Unlike other liability coverage, professional liability insurance is not restricted to liability for injury caused by an occurrence (i.e., caused by an accident). In many cases, the professional person will do exactly what he or she intends to do, but, for example, a diagnosis will turn out to be faulty and the patient injured as a result. Injury of this type might not be “caused by an occurrence,” and often has been the basis of liability.

Another feature in the professional liability coverage is that none of the professional insuring agreements are framed in terms of “bodily injury” and “property damage.” The hospital liability and physicians liability forms, for example, both apply to damages because of “injury” resulting from professional services. Since “injury” is not defined in either form, the term is felt by many to encompass bodily injury and property damage, as well as “personal injuries” like humiliation, invasion of privacy, and slander, if arising out of professional services.

Lawyers liability insurance covers damages resulting from a wrongful act, a defined term that means “any act or omission that arises out of the rendering of or the failure to render professional services”. (Note, however, that the form excludes both bodily injury and damage to tangible property.) The principal exposure that lawyers liability insurance does cover is monetary loss attributable to the insured's malpractice. An example is a judgment entered against a client as a result of the insured's failure to provide such defense as the client was entitled to expect from a qualified attorney.

For much of their history, hospital liability and physicians liability insurance were issued subject to a per claim limit of liability and an aggregate limit of liability. The per claim limit applied to each claim made against the insured regardless of the number of claims arising from a single act or omission, and the aggregate limit was the most that would be paid as damages on behalf of the insured during any policy year. In 1977 a modified form was introduced in many territories that replaced the per claim limit with a per “medical incident” limit. The purpose of the change was to eliminate the availability of the full limit of liability for each of the several claims that might result from a single act or omission on the part of the insured. For example, a patient and his family might make separate claims against a physician for damages resulting from the same alleged instance of malpractice. Under the earlier forms, the per claim limit would apply separately for each claim. Under the later forms, the per “medical incident” limit is the most that can be collected for both claims.

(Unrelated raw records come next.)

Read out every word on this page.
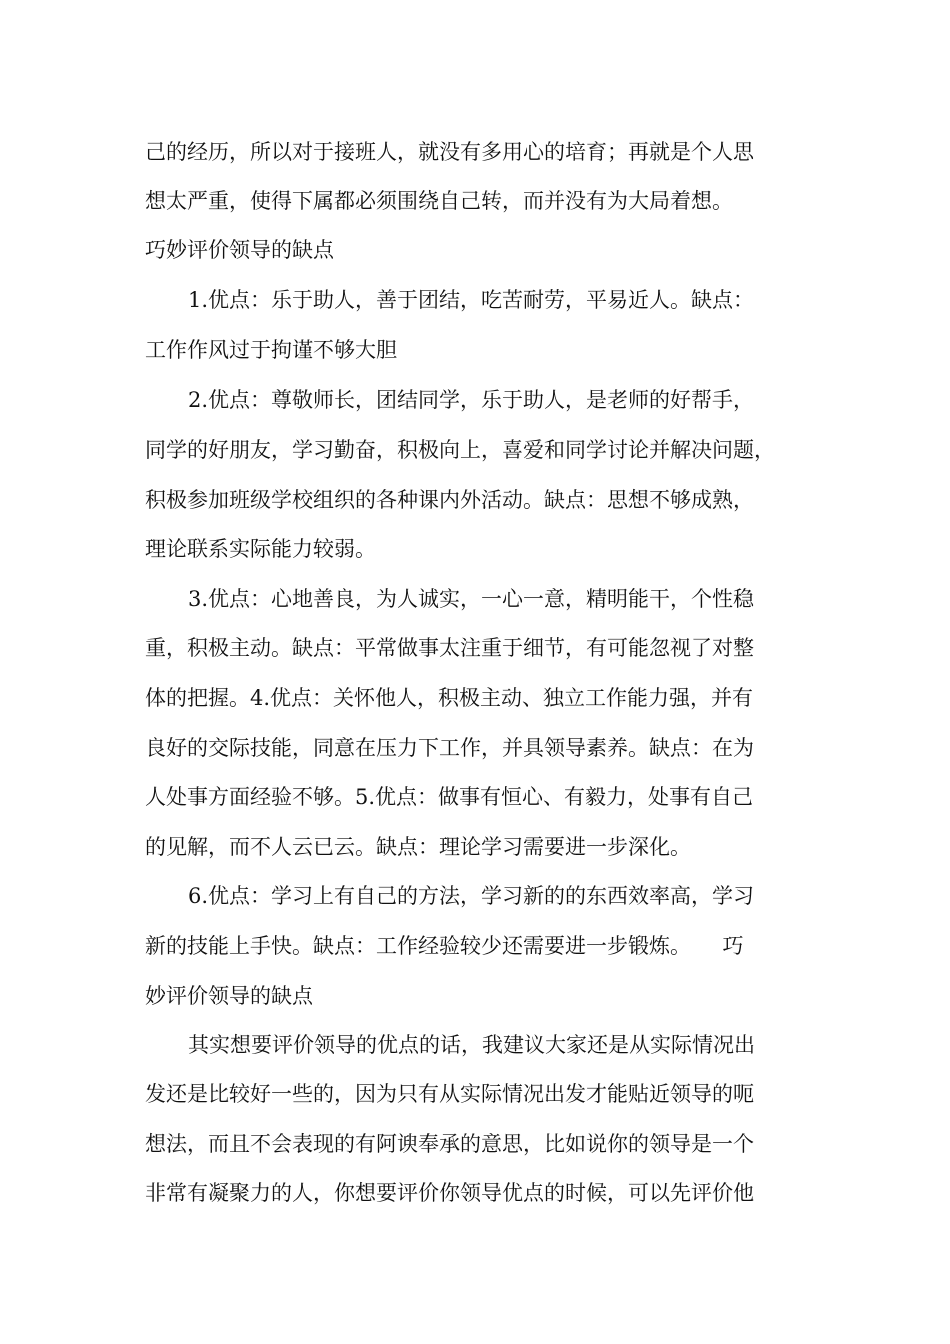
己的经历，所以对于接班人，就没有多用心的培育；再就是个人思
想太严重，使得下属都必须围绕自己转，而并没有为大局着想。
巧妙评价领导的缺点
1.优点：乐于助人，善于团结，吃苦耐劳，平易近人。缺点：
工作作风过于拘谨不够大胆
2.优点：尊敬师长，团结同学，乐于助人，是老师的好帮手，
同学的好朋友，学习勤奋，积极向上，喜爱和同学讨论并解决问题，
积极参加班级学校组织的各种课内外活动。缺点：思想不够成熟，
理论联系实际能力较弱。
3.优点：心地善良，为人诚实，一心一意，精明能干，个性稳
重，积极主动。缺点：平常做事太注重于细节，有可能忽视了对整
体的把握。4.优点：关怀他人，积极主动、独立工作能力强，并有
良好的交际技能，同意在压力下工作，并具领导素养。缺点：在为
人处事方面经验不够。5.优点：做事有恒心、有毅力，处事有自己
的见解，而不人云已云。缺点：理论学习需要进一步深化。
6.优点：学习上有自己的方法，学习新的的东西效率高，学习
新的技能上手快。缺点：工作经验较少还需要进一步锻炼。　　巧
妙评价领导的缺点
其实想要评价领导的优点的话，我建议大家还是从实际情况出
发还是比较好一些的，因为只有从实际情况出发才能贴近领导的呃
想法，而且不会表现的有阿谀奉承的意思，比如说你的领导是一个
非常有凝聚力的人，你想要评价你领导优点的时候，可以先评价他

By the same token, bureau forms for professional liability insurance traditionally required the insurance company to have the insured's written consent before settling any claim, a point once considered so important that early malpractice policies were titled “physicians defense”. The reputation of the professional person was regarded as such a critical asset that an insurer was not allowed to settle any claim until all legal remedies were exhausted. The consent-to-settle feature was not, however, carried forward in the current editions of hospital liability and physicians liability insurance.

Revised editions of the hospital professional liability and physicians professional liability forms were released in 2008. The following coverage forms have also been published with an edition date of September 2008: allied health care providers professional liability form, blood banks professional liability form, diagnostic testing laboratories professional form, optometrists form, and veterinarians form (most of these coverages were previously provided as endorsements, but now are stand-alone coverage forms).